Gov. Tom Vilsack said Tuesday that he is revamping the way the state predicts how much money it will collect, adding more input from the business sector and coordinating more closely with national economists.

The move came as a legislative committee opened a hearing into the state's budget forecasting system, with lawmakers complaining they were forced to repeatedly cut state spending because revenue forecasts were being revised downward.

"The reforms we're announcing today will ensure that we have the best information possible and that we bring some of the best and brightest business leaders to the table to map out a path to even better budgets in the future," Vilsack said.

Changes Vilsack announced included:

Expanding the Economic Forecasting Council, a panel of university economists that meets regularly to chart the direction of the state's economy. Vilsack wants to add representatives of the manufacturing, retail and accounting sectors.

Seeking ways to coordinate more closely with the Chicago Federal Reserve, which charts regional economic trends.

Calling for the Institute for Economic Research at the University of Iowa to update the state's revenue forecasting model.

Under state law, the Revenue Estimating Conference makes a projection of how much the state will collect in taxes, and lawmakers and the governor are required to use that as the base for the budget.

During the past year, the three-member conference reduced its forecast four times when revenues failed to meet projections.

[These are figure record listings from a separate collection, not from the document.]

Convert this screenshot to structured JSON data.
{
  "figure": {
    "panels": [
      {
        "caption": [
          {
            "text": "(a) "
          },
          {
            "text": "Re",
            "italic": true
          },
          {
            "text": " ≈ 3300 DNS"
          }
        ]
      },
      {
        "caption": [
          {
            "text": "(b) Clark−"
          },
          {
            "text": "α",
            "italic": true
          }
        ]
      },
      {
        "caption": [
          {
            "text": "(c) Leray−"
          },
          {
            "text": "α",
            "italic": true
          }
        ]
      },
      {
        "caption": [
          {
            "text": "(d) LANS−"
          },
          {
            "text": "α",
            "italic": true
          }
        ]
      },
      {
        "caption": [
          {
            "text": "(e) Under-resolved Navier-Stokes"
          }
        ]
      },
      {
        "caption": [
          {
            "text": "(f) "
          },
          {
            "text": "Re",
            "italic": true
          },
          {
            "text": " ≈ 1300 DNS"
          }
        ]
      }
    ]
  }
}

One of the analysts is picked by the Legislature and one by the governor, and a third is an independent economist.

Vilsack replaced his pick at midyear, naming former banking superintendent Holmes Foster to the conference.

The Legislative Oversight Committee summoned the analysts Tuesday to explain why the projections were so persistently wrong.

"There is no way to be completely accurate," Foster said, warning that long-term projections are always risky in a volatile economy.

Mike Lipsman, who tracks revenues for the Department of Revenue, said no one could have predicted economic turmoil that resulted in the biggest budget crunch in 50 years.

"There are a lot of broken trends, a lot of broken patterns in the last year," Lipsman told lawmakers.

Rep. Jamie Van Fossen, R-Davenport, who runs the tax-writing House Ways and Means Committee, said Vilsack's proposals likely would meet little resistance in the Legislature, but conceded that economic forecasting is always going to come down to a guess.

"I don't know if there's anything we can forecast," Van Fossen said.